Menegaskan bahwa demokrasi sejati harus disertai akhlak. Tanpa moral agama, demokrasi berubah menjadi permainan kekuasaan.


*Kesimpulan: Agama dan Demokrasi Bisa Berjalan Beriringan*


Agama dan demokrasi bukanlah dua kutub yang saling bertentangan. Dalam banyak hal, keduanya dapat saling melengkapi:


* *Agama memberi ruh moral*: kejujuran, keadilan, kebebasan yang bertanggung jawab.

* *Demokrasi memberi mekanisme*: musyawarah, partisipasi rakyat, pembatasan kekuasaan.

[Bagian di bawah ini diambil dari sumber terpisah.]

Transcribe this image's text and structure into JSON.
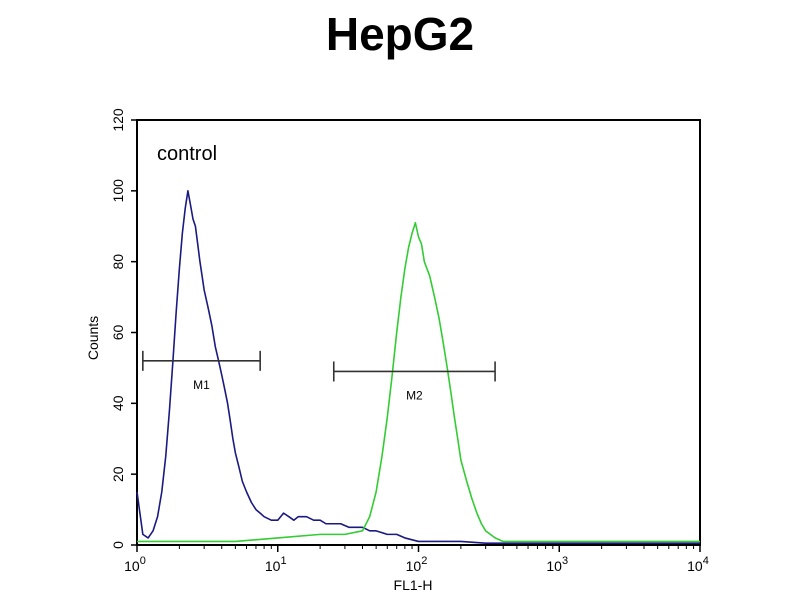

Ketika nilai agama menginspirasi demokrasi, dan demokrasi menghargai kebebasan beragama, maka lahirlah tata kehidupan yang penuh keadilan, kemuliaan manusia, dan kedamaian sosial.


Demokrasi tanpa agama akan kehilangan moral.

Agama tanpa demokrasi bisa kehilangan ruang kemanusiaan.

Keduanya, bila disatukan, menghadirkan masyarakat yang *adil, bermartabat, dan sejahtera*.